Atlanta-based ICE, as the company is known, agreed to buy Ellie Mae from private equity firm Thoma Bravo LLC in a deal that values the mortgage-lending platform at about $11 billion. The owner of the New York Stock Exchange will pay a combination of stock and cash for Pleasanton, California-based Ellie Mae, according to a statement Thursday. Further terms weren’t disclosed.

Ellie Mae will allow ICE to expand its own mortgage-servicing business. In 2017, Sprecher said the mortgage market needed a complete overhaul to shift from a paper-based transaction system to an electronic method. “It’s so obvious to us that the market is going to become more electronified,” Sprecher said at the time.

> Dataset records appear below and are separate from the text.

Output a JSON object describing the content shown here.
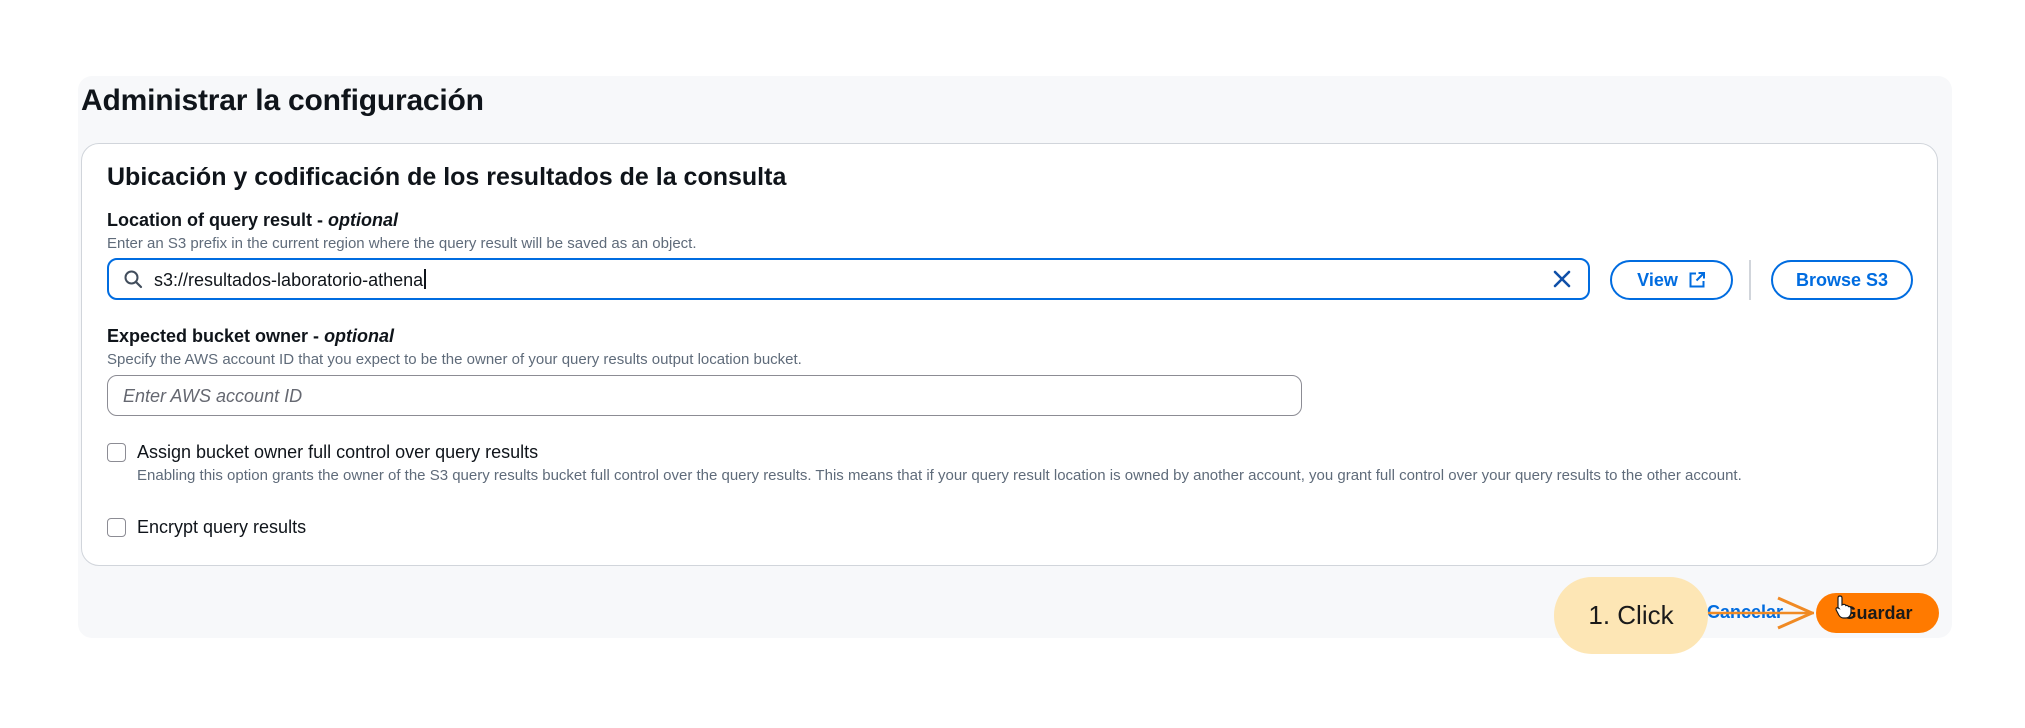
{
  "page": {
    "title": "Administrar la configuración"
  },
  "section": {
    "title": "Ubicación y codificación de los resultados de la consulta"
  },
  "query_location": {
    "label": "Location of query result - ",
    "label_optional": "optional",
    "description": "Enter an S3 prefix in the current region where the query result will be saved as an object.",
    "value": "s3://resultados-laboratorio-athena",
    "view_label": "View",
    "browse_label": "Browse S3"
  },
  "bucket_owner": {
    "label": "Expected bucket owner - ",
    "label_optional": "optional",
    "description": "Specify the AWS account ID that you expect to be the owner of your query results output location bucket.",
    "placeholder": "Enter AWS account ID"
  },
  "full_control": {
    "label": "Assign bucket owner full control over query results",
    "description": "Enabling this option grants the owner of the S3 query results bucket full control over the query results. This means that if your query result location is owned by another account, you grant full control over your query results to the other account.",
    "checked": false
  },
  "encrypt": {
    "label": "Encrypt query results",
    "checked": false
  },
  "actions": {
    "cancel_label": "Cancelar",
    "save_label": "Guardar"
  },
  "annotation": {
    "callout_text": "1. Click"
  },
  "colors": {
    "primary": "#006ce0",
    "save_button": "#ff7a00",
    "callout": "#fde6b5",
    "callout_arrow": "#f08a24"
  },
  "icons": [
    "search-icon",
    "clear-icon",
    "external-link-icon",
    "arrow-icon",
    "pointer-cursor-icon"
  ]
}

In 2016, ICE gained a majority stake in Mortgage Electronic Registration Systems Inc., or MERS, which documents the ownership and resale of about half of U.S. home loans.

More than 40% of annual U.S. mortgage originations are processed using Ellie Mae software, according to Erica Bigley, a company spokesperson. That gives Ellie Mae insight into trends such as borrowers’ credit profiles and changing underwriting standards. ICE reported $90 million in mortgage-servicing revenue for the first half of 2020, a 40% increase from a year earlier. Sprecher has said that mortgage servicing is the fastest-growing business on the company’s platform.

“We have a business that is part of nearly every U.S. mortgage closing process, collecting, marshaling and storing critical data,” Sprecher said on an earnings call in July. “U.S. mortgage back-office workflow is ripe for automation and greater efficiency.”